Action, Aristotle once wrote, is not plot, but merely the result of pathos.  And pathos itself is what forms Sleepless Nights.  Pathos does not exist in a temporal realty.  Nor is it linear.  It moves along a poetic circuitry that creates itself, much the way consciousness creates itself.   “If I want a plot,” Hardwick once commented in a Paris Review interview, “I’d watch Dallas.”

And so these layers, transparencies, of the fictional Elizabeth laid atop the real Elizabeth are like the layers of time and place that make up Sleepless Nights.  We are led into a fretting, sleepless mind occupied by its agitated turning, a life expanding and collapsing upon itself so that it’s all playing out at once.  Hardwick’s mind is a bit like her beloved New York, which she describes in terms at once acerbic and nostalgic:  “The Hotel Schuyler is gone now.  Uncertain elevators, dusty ‘penthouse’ suites, the greasy, smoking ovens of ‘housekeeping units,’ the lumpy armchairs –– a distracted life, near the Harvard Club, The New York Times, the old Hotel Astor, the Algonquin, Brentano’s.  In the halls you would sometimes hear a baby crying –– child of a transient –– and it was a sound from another world.  The irregular tenants were most pitiful when they received visits from relatives, from their ex-wives, their grown children.  They walked about sheepishly then, as if they had met with an accident.  Soon the disappointed sons and daughters left, wives went back home, and at the Schuyler, free once again, our people returned to their debaucheries, their bills, and that stain of life-giving paranoia –– limited, intact –– each one wore like a tattoo.”

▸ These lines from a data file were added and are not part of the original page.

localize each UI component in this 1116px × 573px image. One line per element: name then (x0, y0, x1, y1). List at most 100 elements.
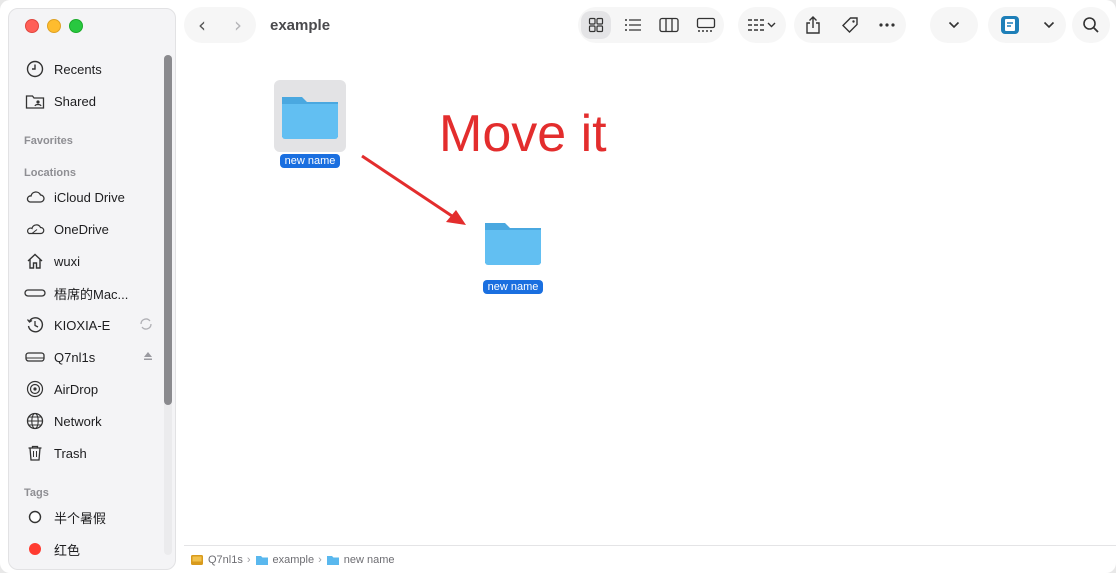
share-icon (805, 16, 820, 34)
app-extension-button[interactable] (988, 7, 1066, 43)
sidebar-item-label: OneDrive (54, 221, 109, 237)
search-button[interactable] (1072, 7, 1110, 43)
sidebar-item-label: 红色 (54, 542, 81, 558)
scrollbar-thumb[interactable] (164, 55, 172, 405)
clock-icon (24, 58, 46, 80)
shared-folder-icon (24, 90, 46, 112)
sidebar-item-label: Shared (54, 93, 96, 109)
folder-name[interactable]: new name (482, 280, 544, 294)
sidebar-item-label: AirDrop (54, 381, 99, 397)
list-icon (624, 19, 641, 31)
path-crumb[interactable]: Q7nl1s (190, 554, 243, 566)
globe-icon (24, 410, 46, 432)
icon-view-button[interactable] (581, 11, 612, 39)
folder-item[interactable]: new name (274, 80, 346, 168)
view-mode-group (578, 7, 724, 43)
file-area[interactable]: new name new name Move it (184, 52, 1116, 545)
list-view-button[interactable] (615, 7, 651, 43)
window-title: example (270, 17, 331, 34)
sidebar-item-shared[interactable]: Shared (24, 89, 154, 113)
tags-heading: Tags (24, 487, 49, 499)
sidebar-item-recents[interactable]: Recents (24, 57, 154, 81)
dropdown-button[interactable] (930, 7, 978, 43)
sidebar-scrollbar[interactable] (164, 55, 172, 555)
locations-heading: Locations (24, 167, 76, 179)
sidebar-item-label: wuxi (54, 253, 81, 269)
minimize-button[interactable] (47, 19, 61, 33)
chevron-right-icon: › (318, 553, 322, 566)
sidebar-item-icloud-drive[interactable]: iCloud Drive (24, 185, 154, 209)
tag-icon (841, 17, 858, 33)
sidebar-item-q7nl1s[interactable]: Q7nl1s (24, 345, 154, 369)
app-extension-icon (1001, 16, 1019, 34)
path-crumb[interactable]: example (255, 554, 314, 566)
sidebar-item-kioxia[interactable]: KIOXIA-E (24, 313, 154, 337)
folder-name[interactable]: new name (279, 154, 341, 168)
sidebar-item-label: Q7nl1s (54, 349, 96, 365)
close-button[interactable] (25, 19, 39, 33)
sidebar-item-label: Network (54, 413, 102, 429)
chevron-down-icon (948, 21, 960, 29)
group-icon (748, 19, 776, 31)
syncing-icon (138, 316, 154, 335)
sidebar-item-label: Recents (54, 61, 102, 77)
folder-thumbnail[interactable] (274, 80, 346, 152)
forward-chevron-icon[interactable]: › (234, 13, 242, 37)
folder-icon (485, 223, 541, 265)
sidebar-item-label: iCloud Drive (54, 189, 125, 205)
share-button[interactable] (795, 7, 831, 43)
path-crumb-label: new name (343, 553, 395, 566)
back-chevron-icon[interactable]: ‹ (198, 13, 206, 37)
gallery-view-button[interactable] (688, 7, 724, 43)
folder-item[interactable]: new name (477, 206, 549, 294)
traffic-lights (25, 19, 83, 33)
computer-icon (24, 282, 46, 304)
favorites-heading: Favorites (24, 135, 73, 147)
trash-icon (24, 442, 46, 464)
onedrive-icon (24, 218, 46, 240)
chevron-down-icon (1043, 21, 1055, 29)
sidebar-item-network[interactable]: Network (24, 409, 154, 433)
sidebar-tag-item[interactable]: 红色 (24, 537, 154, 561)
tag-dot-icon (24, 538, 46, 560)
sidebar-tag-item[interactable]: 半个暑假 (24, 505, 154, 529)
tag-button[interactable] (832, 7, 868, 43)
sidebar-item-mac[interactable]: 梧席的Mac... (24, 281, 154, 305)
sidebar: Recents Shared Favorites Locations iClou… (8, 8, 176, 570)
path-crumb[interactable]: new name (326, 554, 395, 566)
sidebar-item-label: Trash (54, 445, 87, 461)
drive-icon (191, 554, 203, 565)
time-machine-icon (24, 314, 46, 336)
home-icon (24, 250, 46, 272)
zoom-button[interactable] (69, 19, 83, 33)
column-view-button[interactable] (651, 7, 687, 43)
search-icon (1083, 17, 1099, 33)
sidebar-item-airdrop[interactable]: AirDrop (24, 377, 154, 401)
path-crumb-label: Q7nl1s (208, 553, 243, 566)
eject-icon[interactable] (142, 350, 154, 365)
nav-buttons: ‹ › (184, 7, 256, 43)
group-by-button[interactable] (738, 7, 786, 43)
gallery-icon (696, 17, 715, 32)
sidebar-item-onedrive[interactable]: OneDrive (24, 217, 154, 241)
columns-icon (659, 17, 679, 33)
tag-dot-icon (24, 506, 46, 528)
annotation-arrow-icon (361, 154, 466, 225)
more-button[interactable] (869, 7, 905, 43)
sidebar-item-trash[interactable]: Trash (24, 441, 154, 465)
finder-window: Recents Shared Favorites Locations iClou… (0, 0, 1116, 573)
chevron-right-icon: › (246, 553, 251, 566)
actions-group (794, 7, 906, 43)
drive-icon (24, 346, 46, 368)
path-bar: Q7nl1s › example › new name (184, 545, 1116, 573)
folder-thumbnail[interactable] (477, 206, 549, 278)
sidebar-item-label: 梧席的Mac... (54, 286, 129, 302)
cloud-icon (24, 186, 46, 208)
ellipsis-icon (879, 23, 895, 27)
folder-icon (326, 555, 339, 565)
sidebar-item-wuxi[interactable]: wuxi (24, 249, 154, 273)
sidebar-item-label: 半个暑假 (54, 510, 107, 526)
sidebar-item-label: KIOXIA-E (54, 317, 111, 333)
folder-icon (255, 555, 268, 565)
airdrop-icon (24, 378, 46, 400)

Aside from the sheer joy of reading a writer who nails character the way Hardwick repeatedly does (I confess several times, while reading, I found myself grateful that she never had the opportunity to turn her gimlet gaze on me) it’s striking too, that the vanishing city of which she writes has since been painted over by several generations of ever-vanishing cities. Brentano’s has been shuttered for years, not to mention Scribner’s, B. Dalton, and The Doubleday Bookshop –– all within a few blocks that now teem with tourists getting good deals at Prada.  The old Hotel Astor has faded from memory.  Even The New York Times has moved to a soaring tower a few long blocks west.  Institutions.  You can’t count on them.  And yet, Hardwick’s city –– “New York, with its graves next to its banks” (50) –– is at once a ghost, and alive as it ever once was.  “A brilliant night outside in New York City.  It is Saturday and people with debts are going to restaurants, jumping in taxicabs, careening from West to East by way of the underpass through the park.”  (108)

It is only fitting that this literary excavation of the pathos of interior life should contain, near its end, the phrase “the battered calendar of the past.”  Indeed, the entire slim volume is a battered calendar, its pages flipping back and forth as if by a gusty wind.  The experience of reading Sleepless Nights is a profoundly intimate one.  Hardwick will never read these words, but I wanted to do her proud.  I hoped to apply my “working psychology” to hers, and in so doing, add a layer to the ongoing, ever-evolving, edifice of transparencies, as soaring and beautiful somehow as real as her New York––or mine––or the cities still to come.  No matter.  “In truth,” she writes “moments, months, even years were magical.  Pages turned, answering prayers, and persons called out, Are you there?  The moon changed the field to the silvery lavender of daybreak.”